Los cationes del suelo, K+, Ca2+, Mg2+, Na+, Al3+ y H+, son iones con carga positiva que predominan en los suelos agrícolas y que tienen funciones importantes en el suelo y los cultivos. Además de estos cationes, existen otros como NH4+, Fe2+, Mn2+ y Cu2+ que se encuentran en cantidades muy pequeñas. Todos ellos se encuentran en mayor proporción adheridos a las superficies de las partículas del suelo, en equilibrio con la solución. Así, determinan la capacidad de intercambio catiónico (CIC), es decir, el número total de cargas negativas que están disponibles en la superficie de las partículas en el suelo y a las que pueden adherirse los cationes, formando una “despensa” de nutrientes que van pasando al suelo conforme se hacen necesarios.

De todos estos estos cationes hoy vamos a centrarnos en el Mg2+, Ca2+, K+.
- El Mg2+ es uno de los cationes principales del suelo pero su concentración y disponibilidad son bajas. Su importancia radica en que participa en numerosos procesos importantes como la formación de energía (ATP) en la fosforilación, la respiración celular y la síntesis de proteínas. Sin embargo, su funciones más importantes están relacionadas con la fotosíntesis.
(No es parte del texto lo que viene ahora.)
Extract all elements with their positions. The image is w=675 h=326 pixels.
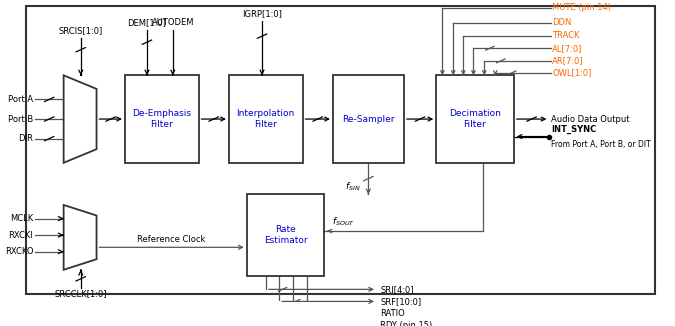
Text: AUTODEM: AUTODEM bbox=[151, 18, 194, 27]
Text: SRI[4:0]: SRI[4:0] bbox=[380, 285, 414, 294]
Text: TRACK: TRACK bbox=[552, 31, 580, 40]
Text: Rate
Estimator: Rate Estimator bbox=[264, 225, 307, 245]
Text: Audio Data Output: Audio Data Output bbox=[551, 114, 630, 124]
Text: Reference Clock: Reference Clock bbox=[138, 235, 206, 244]
Bar bbox=[125, 75, 198, 163]
Text: RATIO: RATIO bbox=[380, 309, 405, 318]
Text: $f_{SOUT}$: $f_{SOUT}$ bbox=[332, 215, 355, 228]
Text: Decimation
Filter: Decimation Filter bbox=[449, 109, 501, 129]
Bar bbox=[333, 75, 404, 163]
Bar bbox=[229, 75, 302, 163]
Text: MCLK: MCLK bbox=[10, 214, 33, 223]
Text: Re-Sampler: Re-Sampler bbox=[342, 114, 395, 124]
Text: MUTE (pin 14): MUTE (pin 14) bbox=[552, 3, 611, 12]
Text: AL[7:0]: AL[7:0] bbox=[552, 44, 583, 53]
Text: SRF[10:0]: SRF[10:0] bbox=[380, 297, 421, 306]
Text: SRCCLK[1:0]: SRCCLK[1:0] bbox=[55, 289, 107, 298]
Text: Port A: Port A bbox=[8, 95, 33, 104]
Text: DIR: DIR bbox=[18, 134, 33, 143]
Text: DEM[1:0]: DEM[1:0] bbox=[128, 18, 167, 27]
Text: DDN: DDN bbox=[552, 18, 571, 27]
Text: RXCKI: RXCKI bbox=[9, 230, 33, 240]
Text: INT_SYNC: INT_SYNC bbox=[551, 125, 597, 134]
Text: From Port A, Port B, or DIT: From Port A, Port B, or DIT bbox=[551, 140, 651, 149]
Text: IGRP[1:0]: IGRP[1:0] bbox=[242, 9, 282, 18]
Text: De-Emphasis
Filter: De-Emphasis Filter bbox=[132, 109, 191, 129]
Text: Interpolation
Filter: Interpolation Filter bbox=[236, 109, 295, 129]
Text: Port B: Port B bbox=[8, 114, 33, 124]
Polygon shape bbox=[63, 205, 97, 270]
Bar bbox=[246, 194, 324, 276]
Polygon shape bbox=[63, 75, 97, 163]
Text: RDY (pin 15): RDY (pin 15) bbox=[380, 321, 433, 326]
Text: RXCKO: RXCKO bbox=[5, 247, 33, 256]
Text: $f_{SIN}$: $f_{SIN}$ bbox=[345, 181, 360, 193]
Bar bbox=[436, 75, 514, 163]
Text: SRCIS[1:0]: SRCIS[1:0] bbox=[59, 26, 103, 35]
Text: OWL[1:0]: OWL[1:0] bbox=[552, 68, 591, 78]
Text: AR[7:0]: AR[7:0] bbox=[552, 56, 584, 66]
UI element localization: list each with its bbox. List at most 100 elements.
Así, es el átomo central de la clorofila, un pigmento localizado en los tilacoides de los cloroplastos, orgánulos propios de las células vegetales, y activa la rubisco, enzima que cataliza la fijación del CO2 atmosférico.
- El Ca2+, por su parte, ayuda a estabilizar el contenido en materia orgánica, participa en la regulación estomática, en la estabilidad de las membranas y en los procesos enzimáticos, actúa como segundo mensajero en la comunicación celular y actúa como floculador de suelos, teniendo una influencia importante en parámetros físicos como la aireación y la circulación del agua, pero su función más importante tiene que ver con la rigidez y la protección de las células, ya que la lámina media de la pared celular es el mayor almacén de calcio en los tejidos vegetales.
- El K+ es, de todos los cationes el que se requiere en mayor cantidad, considerándose un elemento primario junto con el nitrógeno y el fósforo. Entre sus funciones más importantes destacan la activación enzimática en reacciones fotosintéticas, intervienen en la síntesis de energía (ATP), proteínas y ligninas y regulan la turgencia celular, es decir, determinan la rigidez de las células mediante la regulación de la entrada y salida del agua y, por tanto, la rigidez o marchitez de la planta.
Como con el resto de los elementos, conocer la concentración real de los cationes mediante un análisis de suelo y cómo se comporta su disponibilidad en determinadas circunstancias de temperatura, humedad, etc., nos va a ayudar a ser más eficiente en el manejo de nuestro suelo, ahorrar en insumos y cuidar nuestro suelo.